オープンソースの多モーダルチャットボット「llava-v1.5-13B-AWQ」 - 画像対話のインタラクティブ体験をサポート

ホーム

Llava V1.5 13B AWQ

TheBlokeによって開発

LLaVAはオープンソースのマルチモーダルチャットボットで、GPTが生成したマルチモーダル命令追従データを用いてLLaMA/Vicunaをファインチューニングしてトレーニングされています。

テキスト生成画像

Transformers

#マルチモーダル対話 #命令追従 #学術VQA

ダウンロード数 141

リリース時間 : 10/15/2023

モデル概要

LLaVAはトランスフォーマーアーキテクチャに基づく自己回帰型言語モデルで、画像に関連するテキスト内容を理解し生成することができます。

モデル特徴

マルチモーダル理解

画像とテキスト入力を同時に処理し、両者の関係を理解できる

命令追従

複雑なマルチモーダル命令に従ってタスクを実行できる

オープンソース

モデルは完全にオープンソースで、研究や商業利用が可能

モデル能力

視覚的質問応答

画像説明生成

マルチモーダル対話

命令追従

使用事例

研究

マルチモーダルモデル研究

大規模マルチモーダルモデルの行動と能力を研究するために使用

教育

視覚的補助学習

画像を通じて複雑な概念を理解するのを学生に支援

🚀 Llava v1.5 13B - AWQ

このモデルは、Haotian Liu氏によるLlava v1.5 13BをAWQ方式で量子化したものです。

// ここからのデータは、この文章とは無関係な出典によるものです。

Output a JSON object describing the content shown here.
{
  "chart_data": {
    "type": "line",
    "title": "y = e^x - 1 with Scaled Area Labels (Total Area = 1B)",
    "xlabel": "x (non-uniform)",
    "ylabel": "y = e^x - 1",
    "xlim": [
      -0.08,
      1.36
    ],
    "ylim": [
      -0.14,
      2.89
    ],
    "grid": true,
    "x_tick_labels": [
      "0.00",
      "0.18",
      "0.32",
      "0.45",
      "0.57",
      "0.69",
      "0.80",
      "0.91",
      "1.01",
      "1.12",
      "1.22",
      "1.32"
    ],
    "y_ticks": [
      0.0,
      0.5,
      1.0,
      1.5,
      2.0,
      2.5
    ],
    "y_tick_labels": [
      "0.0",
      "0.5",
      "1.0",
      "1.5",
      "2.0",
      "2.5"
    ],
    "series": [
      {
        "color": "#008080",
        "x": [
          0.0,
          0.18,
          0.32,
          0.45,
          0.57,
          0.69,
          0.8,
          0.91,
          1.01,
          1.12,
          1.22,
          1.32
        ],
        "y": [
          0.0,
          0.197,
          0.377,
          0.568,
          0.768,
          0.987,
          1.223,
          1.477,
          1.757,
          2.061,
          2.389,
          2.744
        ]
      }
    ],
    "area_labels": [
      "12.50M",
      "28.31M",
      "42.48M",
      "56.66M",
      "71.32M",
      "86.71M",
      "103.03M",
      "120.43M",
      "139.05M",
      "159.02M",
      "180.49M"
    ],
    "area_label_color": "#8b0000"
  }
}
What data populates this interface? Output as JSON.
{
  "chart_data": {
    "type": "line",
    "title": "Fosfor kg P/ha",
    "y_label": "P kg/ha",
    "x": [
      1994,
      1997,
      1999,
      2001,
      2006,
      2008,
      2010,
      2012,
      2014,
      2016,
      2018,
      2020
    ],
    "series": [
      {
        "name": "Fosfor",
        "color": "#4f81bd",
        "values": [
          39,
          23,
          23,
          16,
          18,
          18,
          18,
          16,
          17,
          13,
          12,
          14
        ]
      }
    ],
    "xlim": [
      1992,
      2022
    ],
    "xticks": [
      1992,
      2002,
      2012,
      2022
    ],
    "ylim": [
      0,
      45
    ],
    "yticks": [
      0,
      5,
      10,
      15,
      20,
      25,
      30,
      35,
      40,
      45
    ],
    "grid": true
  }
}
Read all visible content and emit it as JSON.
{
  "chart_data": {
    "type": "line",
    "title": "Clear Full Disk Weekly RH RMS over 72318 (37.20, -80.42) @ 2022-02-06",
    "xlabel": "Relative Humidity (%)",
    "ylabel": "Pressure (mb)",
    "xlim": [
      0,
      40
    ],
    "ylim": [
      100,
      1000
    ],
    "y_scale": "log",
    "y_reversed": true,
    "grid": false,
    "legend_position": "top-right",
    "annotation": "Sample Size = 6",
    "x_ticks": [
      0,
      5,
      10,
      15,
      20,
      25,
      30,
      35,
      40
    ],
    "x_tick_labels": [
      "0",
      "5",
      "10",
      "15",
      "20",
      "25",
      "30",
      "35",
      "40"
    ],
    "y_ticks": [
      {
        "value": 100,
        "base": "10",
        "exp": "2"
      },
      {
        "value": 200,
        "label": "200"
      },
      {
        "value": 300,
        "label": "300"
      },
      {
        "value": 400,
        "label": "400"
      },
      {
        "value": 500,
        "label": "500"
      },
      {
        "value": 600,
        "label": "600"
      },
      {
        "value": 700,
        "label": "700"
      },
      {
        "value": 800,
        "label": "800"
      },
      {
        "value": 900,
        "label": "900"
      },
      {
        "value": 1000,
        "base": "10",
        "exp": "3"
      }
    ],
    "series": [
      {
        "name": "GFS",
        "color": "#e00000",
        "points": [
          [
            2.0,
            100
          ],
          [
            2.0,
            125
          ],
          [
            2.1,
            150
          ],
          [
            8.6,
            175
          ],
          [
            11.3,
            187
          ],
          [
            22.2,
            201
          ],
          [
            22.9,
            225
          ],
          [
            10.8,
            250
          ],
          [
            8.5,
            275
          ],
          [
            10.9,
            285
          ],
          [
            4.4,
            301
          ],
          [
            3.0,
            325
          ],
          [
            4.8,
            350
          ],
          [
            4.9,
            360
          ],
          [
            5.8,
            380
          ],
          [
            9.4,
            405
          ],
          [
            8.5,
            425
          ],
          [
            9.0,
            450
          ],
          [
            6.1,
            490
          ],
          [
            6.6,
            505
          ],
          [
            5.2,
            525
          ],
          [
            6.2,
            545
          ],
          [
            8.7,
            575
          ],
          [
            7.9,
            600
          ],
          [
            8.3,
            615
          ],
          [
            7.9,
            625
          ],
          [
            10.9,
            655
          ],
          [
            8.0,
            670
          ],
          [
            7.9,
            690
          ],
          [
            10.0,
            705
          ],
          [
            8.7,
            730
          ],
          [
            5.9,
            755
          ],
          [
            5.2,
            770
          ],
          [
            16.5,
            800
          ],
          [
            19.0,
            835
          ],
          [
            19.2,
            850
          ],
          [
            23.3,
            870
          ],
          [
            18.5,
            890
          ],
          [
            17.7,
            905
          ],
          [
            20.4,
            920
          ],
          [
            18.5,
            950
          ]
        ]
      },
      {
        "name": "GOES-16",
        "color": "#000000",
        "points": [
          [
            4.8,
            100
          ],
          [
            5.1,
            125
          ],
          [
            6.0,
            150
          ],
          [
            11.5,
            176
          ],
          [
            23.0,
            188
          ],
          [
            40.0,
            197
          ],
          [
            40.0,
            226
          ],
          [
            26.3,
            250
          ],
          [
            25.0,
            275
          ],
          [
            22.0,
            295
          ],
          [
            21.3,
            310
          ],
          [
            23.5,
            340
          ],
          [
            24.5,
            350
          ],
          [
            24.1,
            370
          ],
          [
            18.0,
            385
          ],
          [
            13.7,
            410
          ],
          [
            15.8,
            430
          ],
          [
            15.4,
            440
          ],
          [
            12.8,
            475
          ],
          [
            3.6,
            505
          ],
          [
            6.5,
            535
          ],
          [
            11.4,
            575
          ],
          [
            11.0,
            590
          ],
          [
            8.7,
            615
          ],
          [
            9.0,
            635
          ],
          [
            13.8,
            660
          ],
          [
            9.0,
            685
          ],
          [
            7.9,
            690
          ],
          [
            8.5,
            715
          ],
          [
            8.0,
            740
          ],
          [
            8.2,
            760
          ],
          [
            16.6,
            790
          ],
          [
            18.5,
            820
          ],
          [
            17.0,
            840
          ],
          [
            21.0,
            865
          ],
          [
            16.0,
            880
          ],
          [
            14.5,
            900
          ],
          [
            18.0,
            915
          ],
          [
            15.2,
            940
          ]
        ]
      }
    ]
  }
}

AWQは高速かつ高精度な低ビット量子化手法で、vLLMやTGIなどのサーバーでの推論に対応しています。

🚀 クイックスタート

このセクションでは、このモデルを使用するための基本的な手順を説明します。

✨ 主な機能

AWQ量子化：高速かつ高精度な低ビット量子化手法を採用。
複数サーバー対応：vLLMやTGIなどのサーバーでの推論に対応。
多様なデータセットでの学習：様々なデータセットを用いて学習されている。

📦 インストール

vLLMを使用する場合

python3 python -m vllm.entrypoints.api_server --model TheBloke/llava-v1.5-13B-AWQ --quantization awq --dtype half

Pythonコードから使用する場合

from vllm import LLM, SamplingParams

prompts = [
    "Hello, my name is",
    "The president of the United States is",
    "The capital of France is",
    "The future of AI is",
]
sampling_params = SamplingParams(temperature=0.8, top_p=0.95)

llm = LLM(model="TheBloke/llava-v1.5-13B-AWQ", quantization="awq", dtype="half")

outputs = llm.generate(prompts, sampling_params)

# Print the outputs.
for output in outputs:
    prompt = output.prompt
    generated_text = output.outputs[0].text
    print(f"Prompt: {prompt!r}, Generated text: {generated_text!r}")

TGIを使用する場合

--model-id TheBloke/llava-v1.5-13B-AWQ --port 3000 --quantize awq --max-input-length 3696 --max-total-tokens 4096 --max-batch-prefill-tokens 4096

PythonコードからTGIとやり取りする場合

from huggingface_hub import InferenceClient

endpoint_url = "https://your-endpoint-url-here"

prompt = "Tell me about AI"
prompt_template=f'''{prompt}

'''

client = InferenceClient(endpoint_url)
response = client.text_generation(prompt,
                                  max_new_tokens=128,
                                  do_sample=True,
                                  temperature=0.7,
                                  top_p=0.95,
                                  top_k=40,
                                  repetition_penalty=1.1)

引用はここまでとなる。